After the eviction, she said, she had to put here furniture in storage and move in with her godmother until she found another apartment in the Haight – at $650 a month, more than triple the rent she had been paying.

“This was not handled well at all.”

Here’s Vallie Brown’s statement on the situation:

Dean Preston and his allies are desperate to make this about events 25 years ago, rather than his own current record of obstructing affordable housing in District 5. The tenant in question was asked to stay, and chose not to. Her apartment had wood paneling everywhere, and when they took down the panels there was mold throughout the walls. After Vallie and her housemates removed the mold and fixed up the apartment, they rented it to a new tenant. That was when the former tenant thought better of her decision and tried to contest what had happened. She was offered an apartment in the building but declined, instead taking a payout of about $30,000.  The new renter who moved in was a low-income tenant living on SSI. His rent was paid by the Ryan White Foundation, he lived in the apartment for the next 19 years, and remains a close friend to Vallie to this day.

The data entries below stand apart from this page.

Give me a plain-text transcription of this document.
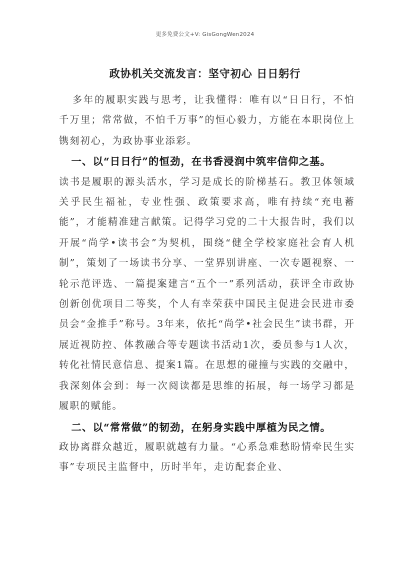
更多免费公文+V: GisGongWen2024
政协机关交流发言：坚守初心 日日躬行

多年的履职实践与思考，让我懂得：唯有以“日日行，不怕千万里；常常做，不怕千万事”的恒心毅力，方能在本职岗位上镌刻初心，为政协事业添彩。

一、以“日日行”的恒劲，在书香浸润中筑牢信仰之基。

读书是履职的源头活水，学习是成长的阶梯基石。教卫体领域关乎民生福祉，专业性强、政策要求高，唯有持续“充电蓄能”，才能精准建言献策。记得学习党的二十大报告时，我们以开展“尚学•读书会”为契机，围绕“健全学校家庭社会育人机制”，策划了一场读书分享、一堂界别讲座、一次专题视察、一轮示范评选、一篇提案建言“五个一”系列活动，获评全市政协创新创优项目二等奖，个人有幸荣获中国民主促进会民进市委员会“金推手”称号。3年来，依托“尚学•社会民生”读书群，开展近视防控、体教融合等专题读书活动1次，委员参与1人次，转化社情民意信息、提案1篇。在思想的碰撞与实践的交融中，我深刻体会到：每一次阅读都是思维的拓展，每一场学习都是履职的赋能。

二、以“常常做”的韧劲，在躬身实践中厚植为民之情。

政协离群众越近，履职就越有力量。“心系急难愁盼情牵民生实事”专项民主监督中，历时半年，走访配套企业、
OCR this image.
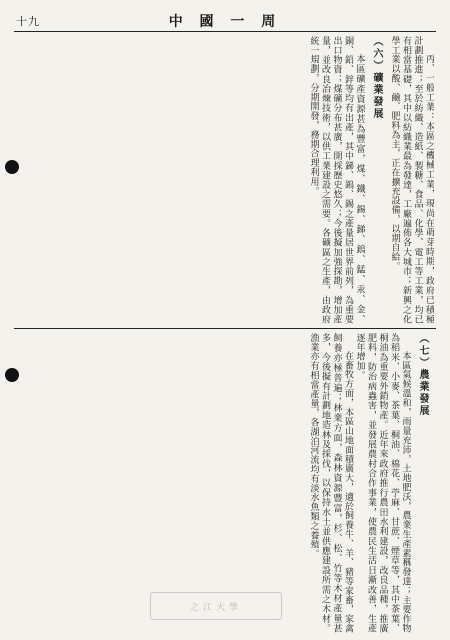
十九	中 國 一 周

丙、一般工業：本區之機械工業，現尚在萌芽時期，政府已積極計劃推進；至於紡織、造紙、製糖、食品、化學、電工等工業，均已有相當基礎，其中以紡織業最為發達，工廠遍佈各大城市；新興之化學工業以酸、鹼、肥料為主，正在擴充設備，以期自給。

（六）礦業發展

本區礦產資源甚為豐富，煤、鐵、錫、銻、鎢、錳、汞、金、銅、鉛、鋅等均有出產，其中銻、鎢、錫之產量居世界前列，為重要出口物資；煤礦分布甚廣，開採歷史悠久；今後擬加強探勘，增加產量，並改良冶煉技術，以供工業建設之需要。各礦區之生產，由政府統一規劃，分期開發，務期合理利用。

（七）農業發展

本區氣候溫和，雨量充沛，土地肥沃，農業生產素稱發達；主要作物為稻米、小麥、茶葉、桐油、棉花、苧麻、甘蔗、煙草等，其中茶葉、桐油為重要外銷物產。近年來政府推行農田水利建設，改良品種，推廣肥料，防治病蟲害，並發展農村合作事業，使農民生活日漸改善，生產逐年增加。

在畜牧方面，本區山地面積廣大，適於飼養牛、羊、豬等家畜，家禽飼養亦極普遍；林業方面，森林資源豐富，杉、松、竹等木材產量甚多，今後擬有計劃地造林及採伐，以保持水土並供應建設所需之木材。漁業亦有相當產量，各湖泊河流均有淡水魚類之養殖。

之江大學
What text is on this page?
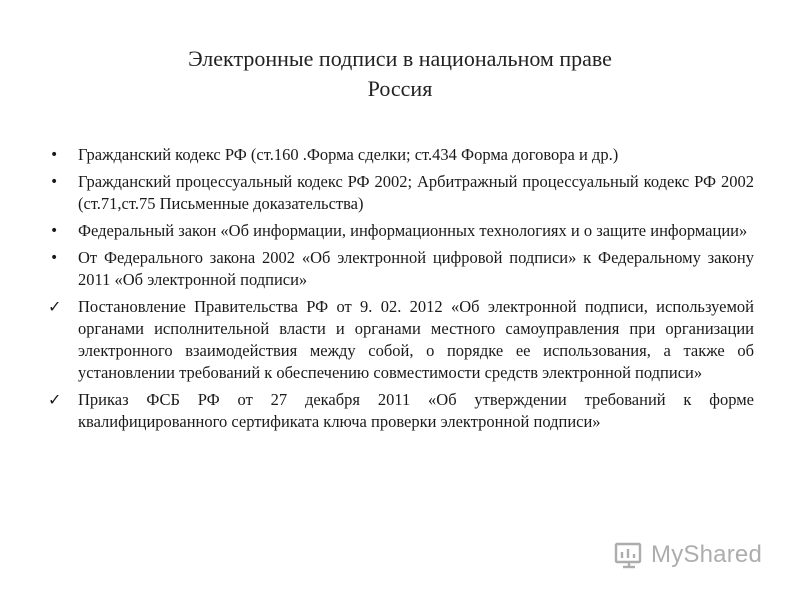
Электронные подписи в национальном праве
Россия
•	Гражданский кодекс РФ (ст.160 .Форма сделки; ст.434 Форма договора и др.)
•	Гражданский процессуальный кодекс РФ 2002; Арбитражный процессуальный кодекс РФ 2002 (ст.71,ст.75 Письменные доказательства)
•	Федеральный закон «Об информации, информационных технологиях и о защите информации»
•	От Федерального закона 2002 «Об электронной цифровой подписи» к Федеральному закону 2011 «Об электронной подписи»
✓	Постановление Правительства РФ от 9. 02. 2012 «Об электронной подписи, используемой органами исполнительной власти и органами местного самоуправления при организации электронного взаимодействия между собой, о порядке ее использования, а также об установлении требований к обеспечению совместимости средств электронной подписи»
✓	Приказ ФСБ РФ от 27 декабря 2011 «Об утверждении требований к форме квалифицированного сертификата ключа проверки электронной подписи»
MyShared
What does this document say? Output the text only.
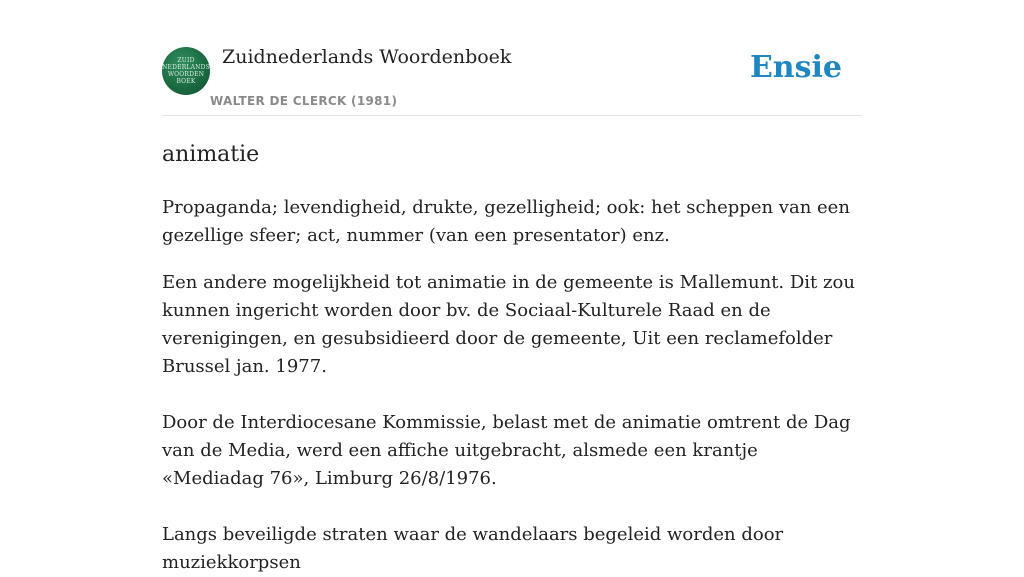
ZUID
NEDERLANDS
WOORDEN
BOEK
Zuidnederlands Woordenboek
WALTER DE CLERCK (1981)
Ensie
animatie

Propaganda; levendigheid, drukte, gezelligheid; ook: het scheppen van een gezellige sfeer; act, nummer (van een presentator) enz.

Een andere mogelijkheid tot animatie in de gemeente is Mallemunt. Dit zou kunnen ingericht worden door bv. de Sociaal-Kulturele Raad en de verenigingen, en gesubsidieerd door de gemeente, Uit een reclamefolder Brussel jan. 1977.

Door de Interdiocesane Kommissie, belast met de animatie omtrent de Dag van de Media, werd een affiche uitgebracht, alsmede een krantje «Mediadag 76», Limburg 26/8/1976.

Langs beveiligde straten waar de wandelaars begeleid worden door muziekkorpsen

Further, it seems that her recollection of events differs in other ways than what actually happened. When Vallie and her housemates purchased the building, they were told by the probate lawyer who controlled the property that none of the tenants had paid rent in years, and she certainly did not pay after the change in ownership. When Vallie moved in, Thomas Cotton was not living in the building. He was living around the corner in another building and simply using one of the apartments for storage because he was going to move to Florida where his wife, Elinor, had already moved and he was going to follow her there. Vallie and her housemates helped him move his possessions into storage in the garage and gave him a key. For months before he moved, he stopped by most days to share a cup of coffee with Vallie. It’s likely the former tenant saw him, but apparently she wasn’t aware that he didn’t live there.

I ran this by Packer, and she was outraged. “They offered me no other apartment,” she said. “I didn’t find any mold. Brown never even talked to me, not once. If I had been offered an apartment I would still be there today.”

She said that she was not contacted by the Preston campaign; she contacted the campaign herself after she read the Weekly story.

Once somebody gets an eviction notice, they typically stop paying rent.

Packer was involved in litigation, and apparently received a settlement – well after she had left the apartment. Packer said that because of the terms of the settlement, she can’t discuss it.

Tom Cotton challenged his eviction before the Rent Board.

Preston, by the way, said that he’s spent his entire adult life fighting for affordable housing, in the district and across the city and the state. He and Brown disagree on whether private market-rate developers are a big part of the solution to the housing crisis.